Citi Analysts Foresee Weakening Ties Between Crypto and Equities Over Time

Citi: Bitcoin’s Correlation to Stocks Will Weaken as Crypto Market Matures

The link between Bitcoin (BTC) and the broader stock market is expected to weaken as the adoption of digital assets expands, according to a research report from Wall Street bank Citi (C) released on Monday.

While equities have historically been the dominant macro driver for cryptocurrency markets, Citi analysts believe this relationship will erode over time. “As the crypto sector matures, the investor base diversifies, and technological advancements continue, the equity-crypto correlation is likely to decline,” the report noted.

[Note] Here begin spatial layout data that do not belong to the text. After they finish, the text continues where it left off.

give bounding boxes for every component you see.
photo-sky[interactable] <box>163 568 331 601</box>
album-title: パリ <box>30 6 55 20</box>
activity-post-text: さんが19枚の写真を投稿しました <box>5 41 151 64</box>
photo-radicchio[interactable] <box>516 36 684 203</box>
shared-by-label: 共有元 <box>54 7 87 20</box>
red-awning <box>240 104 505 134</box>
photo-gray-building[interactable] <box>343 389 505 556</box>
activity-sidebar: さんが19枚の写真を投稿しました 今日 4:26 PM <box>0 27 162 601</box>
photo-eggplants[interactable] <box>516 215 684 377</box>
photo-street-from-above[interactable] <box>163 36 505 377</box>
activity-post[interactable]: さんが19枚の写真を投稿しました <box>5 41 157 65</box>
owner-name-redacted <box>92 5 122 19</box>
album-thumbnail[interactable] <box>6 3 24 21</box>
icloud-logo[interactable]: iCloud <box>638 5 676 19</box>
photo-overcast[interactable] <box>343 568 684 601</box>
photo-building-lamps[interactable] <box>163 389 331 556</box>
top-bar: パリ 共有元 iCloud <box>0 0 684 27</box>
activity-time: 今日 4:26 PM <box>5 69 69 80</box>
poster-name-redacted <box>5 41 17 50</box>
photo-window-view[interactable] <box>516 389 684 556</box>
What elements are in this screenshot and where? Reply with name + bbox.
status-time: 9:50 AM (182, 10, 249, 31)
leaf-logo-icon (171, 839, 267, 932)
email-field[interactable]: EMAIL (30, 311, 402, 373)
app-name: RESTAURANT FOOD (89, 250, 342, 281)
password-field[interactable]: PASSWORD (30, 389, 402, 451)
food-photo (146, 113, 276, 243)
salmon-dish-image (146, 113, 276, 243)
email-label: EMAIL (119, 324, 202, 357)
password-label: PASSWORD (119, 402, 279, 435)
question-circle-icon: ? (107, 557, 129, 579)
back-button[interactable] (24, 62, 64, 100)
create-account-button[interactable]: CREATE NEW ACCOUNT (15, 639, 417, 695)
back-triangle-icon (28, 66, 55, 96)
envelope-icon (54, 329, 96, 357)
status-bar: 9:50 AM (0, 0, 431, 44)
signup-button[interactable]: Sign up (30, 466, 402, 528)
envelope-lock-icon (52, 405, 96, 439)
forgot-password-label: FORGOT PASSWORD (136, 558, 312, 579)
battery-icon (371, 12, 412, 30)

However, due to the speculative nature of digital assets, correlations with risk assets may still surge during periods of market turbulence, the bank cautioned.

Citi’s analysts, led by Alex Saunders, also highlighted that clearer regulatory guidelines in the U.S. could lead to more distinct price movements in crypto, reducing its dependency on traditional financial markets.

Additionally, the bank expects Bitcoin’s volatility to diminish over the long term as institutional adoption increases. It also pointed out that crypto was the only asset class that expanded its market cap relative to U.S. equities last year.

Another emerging trend to watch, according to Citi, is Bitcoin’s growing correlation with gold—a potential signal that BTC is increasingly being viewed as a “store of value.”